Regulatory Issues

Q – What is the FDA status of the device?

A –The MOD® device has been classified as a Class I device by the FDA, 510 (K) Exempt. The MOD® device can be found on the FDA website under the listing Establishment Registration & Device Listing or Product Classification: as a Dispenser, Solid Medication, Product Code NXB, Regulation Number 890.5050 and Registered Establishment Name, Avancen MOD Corporation.

Q – Does Avancen have a patent on the MOD® device?

A – The first MOD® device patent was granted by the United States Patent Office in 2006. To date there are five US patents issued on the device, the device medication tray and the device design.

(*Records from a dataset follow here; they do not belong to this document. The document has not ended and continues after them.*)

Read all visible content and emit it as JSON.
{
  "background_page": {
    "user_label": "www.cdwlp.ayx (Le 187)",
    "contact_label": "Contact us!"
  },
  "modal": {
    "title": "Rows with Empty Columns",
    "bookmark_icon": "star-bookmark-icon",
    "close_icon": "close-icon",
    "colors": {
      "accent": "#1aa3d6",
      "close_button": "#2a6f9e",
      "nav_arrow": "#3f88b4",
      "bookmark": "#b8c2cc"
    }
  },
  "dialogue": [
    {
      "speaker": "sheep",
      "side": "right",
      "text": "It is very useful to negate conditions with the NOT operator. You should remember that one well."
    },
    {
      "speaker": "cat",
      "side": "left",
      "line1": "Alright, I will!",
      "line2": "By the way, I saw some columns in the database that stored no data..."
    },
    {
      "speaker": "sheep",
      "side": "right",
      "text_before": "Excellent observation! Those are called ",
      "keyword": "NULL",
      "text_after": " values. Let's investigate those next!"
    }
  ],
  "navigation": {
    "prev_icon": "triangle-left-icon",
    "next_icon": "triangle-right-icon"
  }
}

Q – Does The Joint Commission (TJC) have to approve the use of the MOD® device?

A – TJC is aware of the MOD® device and has visited hospitals with the device in use; but the Joint Commission does not have regulatory authority to approve medical devices. As long as the facility maintains a policy and procedure for the safe use of the device, the device can be used with appropriate patients for whom a clinician order is written. The MOD® device is similar to an IV PCA, and policies must be generated to reflect the management of a PCA device.

Q – Does Medicare or Medicaid pay for the MOD® device and/or the medication trays?

A – When the MOD® device is used in the hospital, it is included as an expense of the patient’s hospital stay coded for charges as a piece of equipment used for patient care such as an IV pump or a ventilator. Therefore, Medicare and Medicaid will pay for the MOD® device as part of the bill from the hospital depending upon the Diagnosis Related Group (DRG) for the stay. For other insurance companies, the device is part of the overall bill and does not need individual approval by the insurance company. Medication trays that fit into the device are usually billed as a single charge for the entire tray similar to the billing for a multidose syringe loaded into an IV-PCA pump. From what we understand, most hospitals can only bill for the medications, whether for a PCA pump or an IV pump or the MOD® device.  The medication is charged for and the hospital effectively amortizes the cost of the delivery system as part of overhead in treating patients. This would be similar to the use of a Hoyer lift or bariatric commode.